The company’s name is a legacy of origins stretching back to the 70s, when “ballets jazz,” a synthesis of technique and style and a term coined by founders Eva von Gencsy, Genevieve Salbaing and Eddy Toussaint, was a fresh concept. Ballets jazz as a genre didn’t really catch on, but the youthful musicality and exuberance of BJM did it’s popular with audiences worldwide. Subsequent re-branding has happened around a name that no longer means what it once did.

“It’s funny,” says artistic director Louis Robitaille, who’s been running the company for 15 years. “Today, everywhere we go people have memory and recognition of that name, so changing it is a really sensitive subject.”

Whatever the name, this rose is as fresh and sexy as ever. Constant touring and collaborations with acclaimed choreographers have kept the company nimble and exciting to watch. For its overdue Toronto return, Robitaille has put together a program that highlights its range and depth of talent.

Closer, a duet by in-demand choreographer and new Paris Opera Ballet director Benjamin Millepied addresses the classical ballet end of the company’s astonishing range.
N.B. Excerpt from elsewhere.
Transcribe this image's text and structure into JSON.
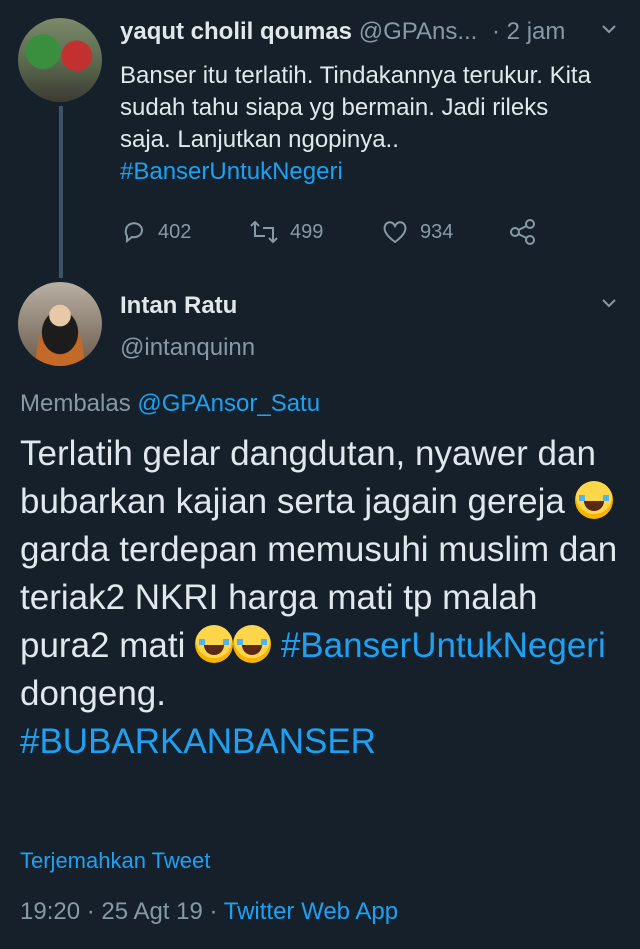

Robitaille, who was a principal dancer with Les Grands Ballets Canadiens for seven years, speaks yearningly of it as a work “I wish I could dance.” Elegant and severe, the piece is very different from the hyperkinetic contemporary ensemble works on the bill.

“Bestial” is how Robitaille describes the movement in Kosmos, an abstract work by Cretan choreographer Andonis Foniadakis.

“It’s not trashy, but it’s borderline,” he says. “It’s an all-out expression of animalistic physicality.”

The program closes with Harry, by Israel-based American choreographer Barak Marshall.

“It’s a bit more dance theatre,” says Robitaille, “so the dancers are challenged not only with the gestures and the movement, but with the characterizations as well.”

Forty years is a long time for a contemporary dance company to persevere and flourish. With more diversity and competition for funding dollars within the dance milieu, it’s probably just as difficult these days as it was in the 70s when Canadian culture was wet behind the ears.

“It’s challenging, but we travel a lot and see different kinds of reality in the world, and I think we are still very lucky,” says Robitaille.

“The world has changed. There is so much on offer culturally that we really have to be great if we want to survive in this environment. And I think we are.”